11.12.18

Five Children on the Western Front

Kate Saunders was moved to write this sequel to Edith Nesbit's Five Children and It when she realised that the boys of the family, Cyril and Robert, were exactly the right age to have fought in the Great War. Five Children on the Western Front is the story of a more grown-up, but still young, family of siblings, with the addition of two new members -- the Lamb (who was a baby when the first adventures occurred and is properly known as Hilary) and Edie, who wasn't yet born -- during the course of the First World War.  It's these last two children who most welcome the return of the Psammead, an ancient sand-fairy who used to be able to grant wishes, but seems to have lost all his powers.

I adored all E. Nesbit's books and I read Five Children and It many times.
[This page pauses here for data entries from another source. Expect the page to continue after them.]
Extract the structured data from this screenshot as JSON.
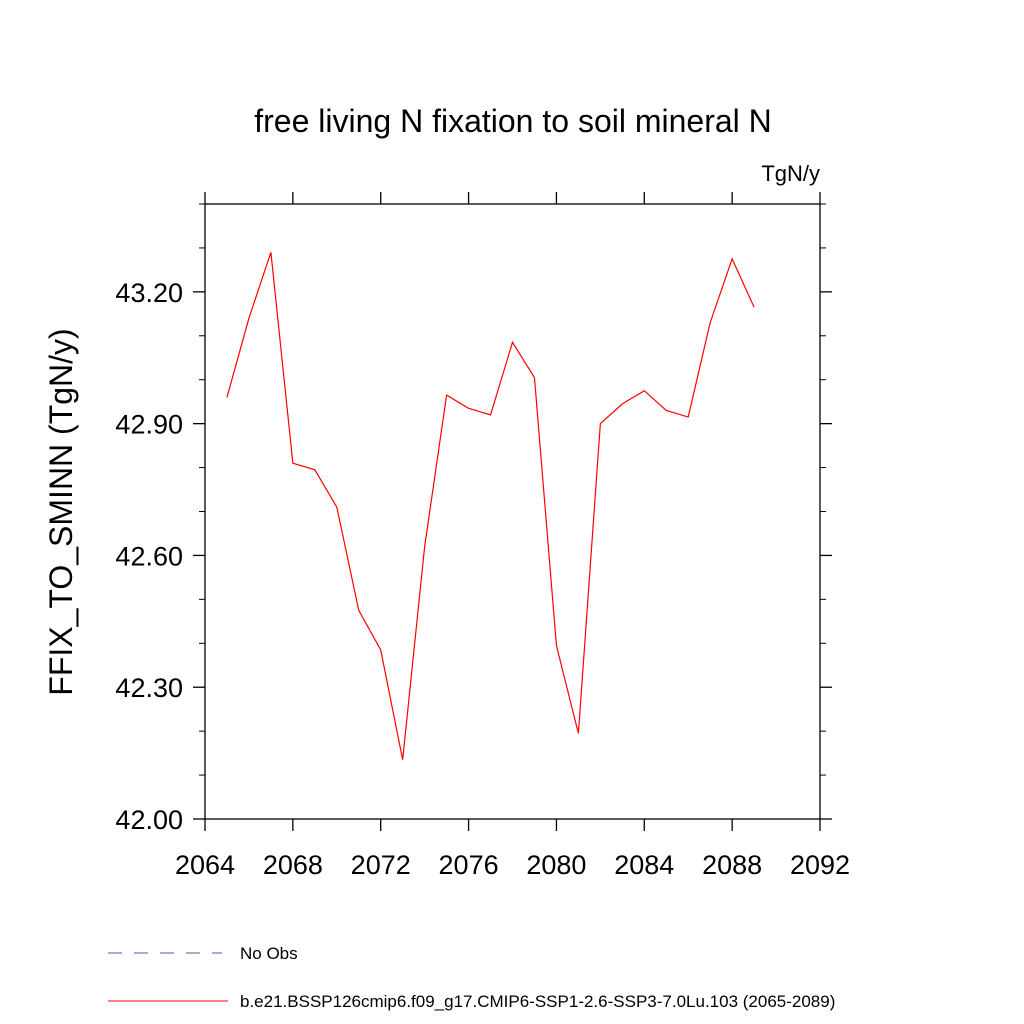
{
  "chart_data": {
    "type": "line",
    "title": "free living N fixation to soil mineral N",
    "units": "TgN/y",
    "ylabel": "FFIX_TO_SMINN  (TgN/y)",
    "xlabel": "",
    "xlim": [
      2064,
      2092
    ],
    "ylim": [
      42.0,
      43.4
    ],
    "xticks": [
      "2064",
      "2068",
      "2072",
      "2076",
      "2080",
      "2084",
      "2088",
      "2092"
    ],
    "yticks": [
      "42.00",
      "42.30",
      "42.60",
      "42.90",
      "43.20"
    ],
    "series": [
      {
        "name": "b.e21.BSSP126cmip6.f09_g17.CMIP6-SSP1-2.6-SSP3-7.0Lu.103 (2065-2089)",
        "color": "#ff0000",
        "x": [
          2065,
          2066,
          2067,
          2068,
          2069,
          2070,
          2071,
          2072,
          2073,
          2074,
          2075,
          2076,
          2077,
          2078,
          2079,
          2080,
          2081,
          2082,
          2083,
          2084,
          2085,
          2086,
          2087,
          2088,
          2089
        ],
        "values": [
          42.96,
          43.14,
          43.29,
          42.81,
          42.795,
          42.71,
          42.475,
          42.385,
          42.135,
          42.62,
          42.965,
          42.935,
          42.92,
          43.085,
          43.005,
          42.395,
          42.195,
          42.9,
          42.945,
          42.975,
          42.93,
          42.915,
          43.13,
          43.275,
          43.165
        ]
      }
    ],
    "legend": [
      {
        "label": "No Obs",
        "color": "#5555aa",
        "dash": true
      },
      {
        "label": "b.e21.BSSP126cmip6.f09_g17.CMIP6-SSP1-2.6-SSP3-7.0Lu.103 (2065-2089)",
        "color": "#ff0000",
        "dash": false
      }
    ]
  }
}
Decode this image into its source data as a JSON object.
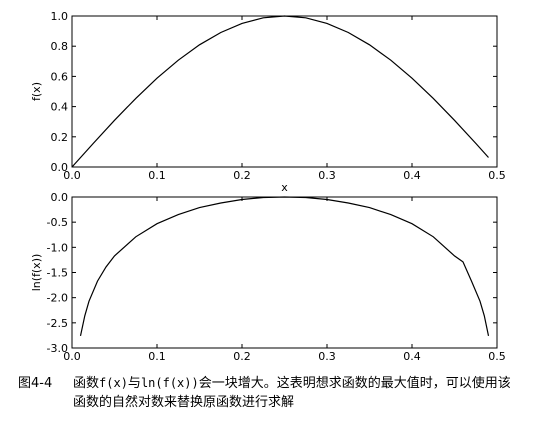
{
  "chart_data": [
    {
      "type": "line",
      "xlabel": "x",
      "ylabel": "f(x)",
      "xlim": [
        0.0,
        0.5
      ],
      "ylim": [
        0.0,
        1.0
      ],
      "x_ticks": [
        "0.0",
        "0.1",
        "0.2",
        "0.3",
        "0.4",
        "0.5"
      ],
      "y_ticks": [
        "0.0",
        "0.2",
        "0.4",
        "0.6",
        "0.8",
        "1.0"
      ],
      "grid": false,
      "series": [
        {
          "x": [
            0.0,
            0.025,
            0.05,
            0.075,
            0.1,
            0.125,
            0.15,
            0.175,
            0.2,
            0.225,
            0.25,
            0.275,
            0.3,
            0.325,
            0.35,
            0.375,
            0.4,
            0.425,
            0.45,
            0.475,
            0.49
          ],
          "values": [
            0.0,
            0.156,
            0.309,
            0.454,
            0.588,
            0.707,
            0.809,
            0.891,
            0.951,
            0.988,
            1.0,
            0.988,
            0.951,
            0.891,
            0.809,
            0.707,
            0.588,
            0.454,
            0.309,
            0.156,
            0.063
          ]
        }
      ]
    },
    {
      "type": "line",
      "xlabel": "",
      "ylabel": "ln(f(x))",
      "xlim": [
        0.0,
        0.5
      ],
      "ylim": [
        -3.0,
        0.0
      ],
      "x_ticks": [
        "0.0",
        "0.1",
        "0.2",
        "0.3",
        "0.4",
        "0.5"
      ],
      "y_ticks": [
        "0.0",
        "-0.5",
        "-1.0",
        "-1.5",
        "-2.0",
        "-2.5",
        "-3.0"
      ],
      "grid": false,
      "series": [
        {
          "x": [
            0.01,
            0.015,
            0.02,
            0.03,
            0.04,
            0.05,
            0.075,
            0.1,
            0.125,
            0.15,
            0.175,
            0.2,
            0.225,
            0.25,
            0.275,
            0.3,
            0.325,
            0.35,
            0.375,
            0.4,
            0.425,
            0.45,
            0.46,
            0.47,
            0.48,
            0.485,
            0.49
          ],
          "values": [
            -2.76,
            -2.36,
            -2.07,
            -1.67,
            -1.39,
            -1.17,
            -0.79,
            -0.53,
            -0.35,
            -0.21,
            -0.12,
            -0.05,
            -0.01,
            0.0,
            -0.01,
            -0.05,
            -0.12,
            -0.21,
            -0.35,
            -0.53,
            -0.79,
            -1.17,
            -1.29,
            -1.67,
            -2.07,
            -2.36,
            -2.76
          ]
        }
      ]
    }
  ],
  "caption": {
    "fig_number": "图4-4",
    "line1_parts": [
      "函数",
      "f(x)",
      "与",
      "ln(f(x))",
      "会一块增大。这表明想求函数的最大值时，可以使用该"
    ],
    "line2": "函数的自然对数来替换原函数进行求解"
  }
}
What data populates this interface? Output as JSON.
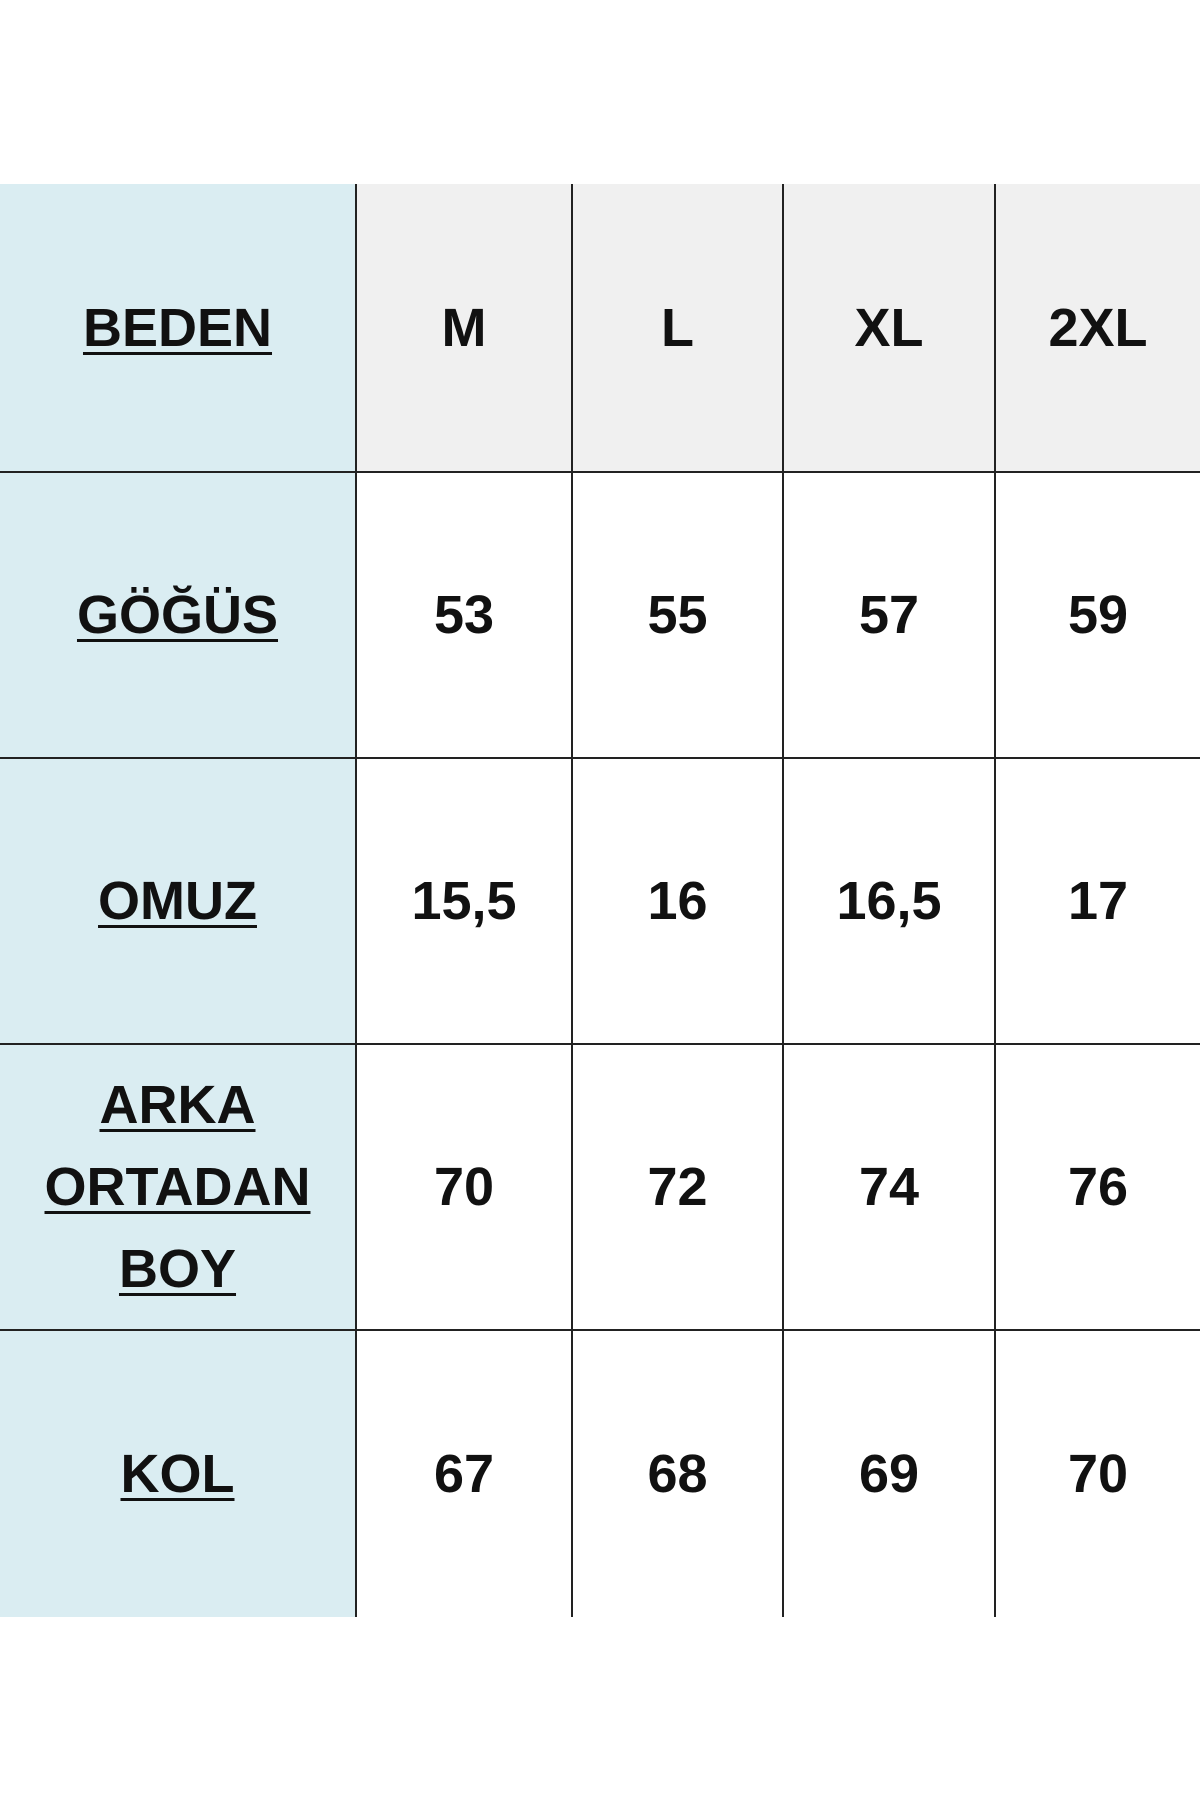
{
  "header": {
    "label": "BEDEN",
    "sizes": [
      "M",
      "L",
      "XL",
      "2XL"
    ]
  },
  "rows": [
    {
      "label": [
        "GÖĞÜS"
      ],
      "values": [
        "53",
        "55",
        "57",
        "59"
      ]
    },
    {
      "label": [
        "OMUZ"
      ],
      "values": [
        "15,5",
        "16",
        "16,5",
        "17"
      ]
    },
    {
      "label": [
        "ARKA",
        "ORTADAN",
        "BOY"
      ],
      "values": [
        "70",
        "72",
        "74",
        "76"
      ]
    },
    {
      "label": [
        "KOL"
      ],
      "values": [
        "67",
        "68",
        "69",
        "70"
      ]
    }
  ],
  "colors": {
    "label_column": "#daedf2",
    "header_row": "#f0f0f0",
    "grid": "#222222"
  }
}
Five Children on the Western Front is a worthy successor, but I can't imagine there would be many contemporary children who are familiar with the original. I tried reading Five Children to my daughters when they were young; I forced them to sit through The Railway Children; I tried The Treasure-Seekers on them, too. But they just didn't take. Perhaps the gap between Nesbit's early 1900s world and mine of the 1970s was just about bridgeable; but the chasm of a hundred years was too wide. So perhaps the audience for this book is nostalgic adults like me.

Like the Psammead itself, this book didn't quite recover the all the magic of the original stories. But it had just about enough to enchant me. Sweet and sad.